Pulmonary hypertension is a rare lung disorder in which the blood pressure in the pulmonary artery (the artery that goes from the heart to the lungs) rises far above normal levels, placing excess stress on the right side of the heart.
Why Choose The Ohio State University Wexner Medical Center?
The Ohio State University Wexner Medical Center has specialists in pulmonology and cardiology who provide comprehensive evaluation and treatment of pulmonary hypertension. Although Idiopathic pulmonary arterial hypertension (IPAH), a particular type of pulmonary hypertension, is considered a rare condition, our experts have the experience to treat these patients.
If the pulmonary hypertension is related to clots in the lungs it can be cured by surgical procedures. The Ohio State University Wexner Medical Center is one of the few hospitals in the Midwest that performs pulmonary thromboendarterectomy, the surgical removal of blood clots in the pulmonary artery.
We’re also involved in several research studies for new medications and trials evaluating the use of FDA-approved combination therapy. This combination therapy involves combining various agents and therapies and is being evaluated in clinical trials.
What Is Pulmonary Hypertension?
Pulmonary hypertension is a long-term or chronic disease affecting both sexes; however, it is more common in woman.

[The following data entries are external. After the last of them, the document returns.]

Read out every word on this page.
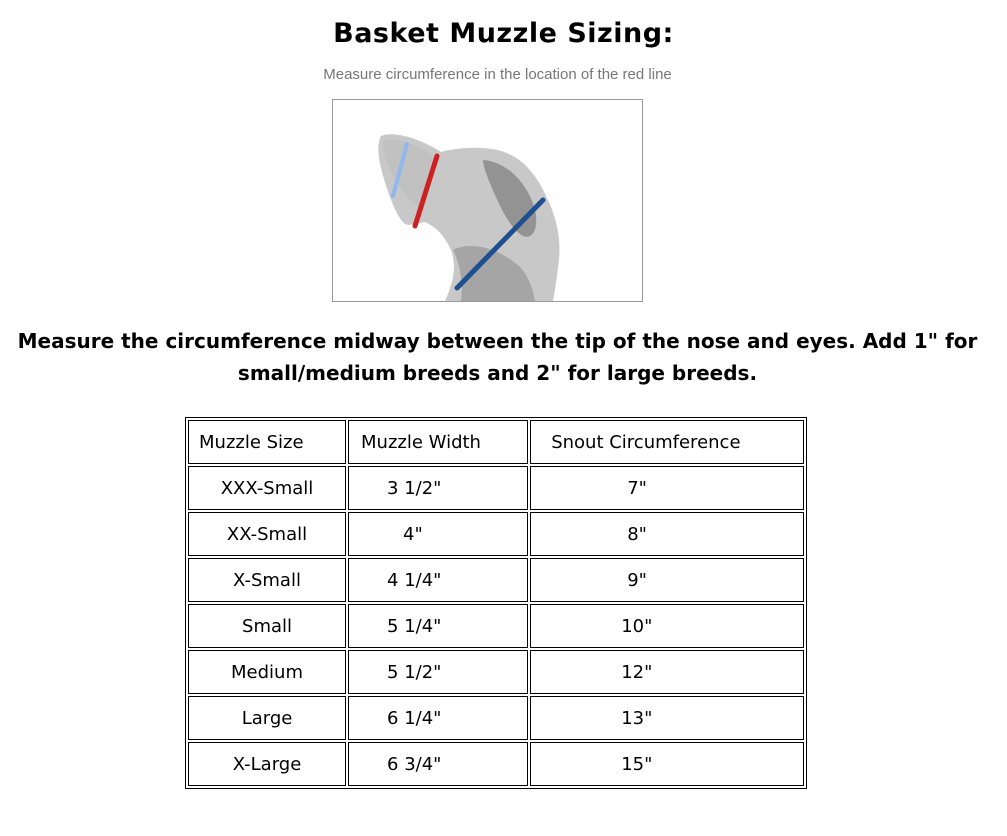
Basket Muzzle Sizing:
Measure circumference in the location of the red line
Measure the circumference midway between the tip of the nose and eyes. Add 1" for small/medium breeds and 2" for large breeds.
Muzzle Size	Muzzle Width	Snout Circumference
XXX-Small	3 1/2"	7"
XX-Small	4"	8"
X-Small	4 1/4"	9"
Small	5 1/4"	10"
Medium	5 1/2"	12"
Large	6 1/4"	13"
X-Large	6 3/4"	15"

Very high blood pressure in the pulmonary arteries causes changes in the blood vessels in your lungs and prevents normal blood flow through these vessels. High blood pressure in your lung vessels causes your right ventricle and right atrium (heart chambers) to become enlarged and weak and to not pump as well. This can cause symptoms similar to congestive heart failure. In severe cases, fluid can back up into the abdomen and cause fullness, congestion of the liver and leg swelling.
- Symptoms include:
- Difficulty breathing
- Dizziness and fainting
- Swelling in the legs and ankles
- Bluish lips and skin
- Chest pain
- Racing pulse
- Trouble getting enough air
In advanced stages of the disease, symptoms can include inability to perform even minimal activities; you can even experience symptoms when resting.
What Causes Pulmonary Hypertension?
Pulmonary hypertension is usually inherited and sometime its cause is unknown. Researchers believe the blood vessels are sensitive to certain internal and external factors and narrow when exposed to these factors, including immune system factors and sensitivity to drugs and other chemicals.
There are several types of pulmonary hypertension, and causes of the disease depend on the type:
- Pulmonary Arterial Hypertension (APAH) is associated with other diseases such as scleroderma, HIV, liver cirrhosis, congenital heart disease.
- Secondary pulmonary hypertension is caused by another medical condition such as heart disease, lung disease or clots in the lung.
- Idiopathic pulmonary arterial hypertension (IPAH) is when the underlying cause for high blood pressure in the lungs can't be found.
If your physician suspects you have pulmonary hypertension, you will have a complete examination and diagnostic tests that may include:
Chest X-ray – A radiograph or picture of the heart and lungs including blood vessels, ribs and bones of the spine.
Electrocardiogram (EKG/ECG) – A test that records the electrical activity of the heart.
Echocardiogram (also called echo) – This test uses sound waves to check the heart. These ultrasound waves can produce pictures that show the function of the heart and valves. Pressures from inside of the heart and pulmonary arteries can be estimated from the waveforms.
Pulmonary function tests – Tests to measure the lungs’ ability to exchange oxygen and carbon dioxide appropriately.
Perfusion lung scan – A nuclear medicine procedure to detect blood clots in the vessels of the lung.
CT scan (computed tomography scan, also called CAT scan) – An imaging procedure that uses X-rays and computer technology to get more detailed pictures of the lungs and vessels.
Right heart catheterization – A procedure to measure the pressures in the pulmonary artery. A long thin tube is inserted in a vein either in the neck or groin, then threaded into the right side of the heart and out through the pulmonary artery to measure the pressures.
Exercise tolerance test – You are asked to walk for six minutes and then distance, heart rate and oxygen levels are measured. This test is sometimes performed on a treadmill.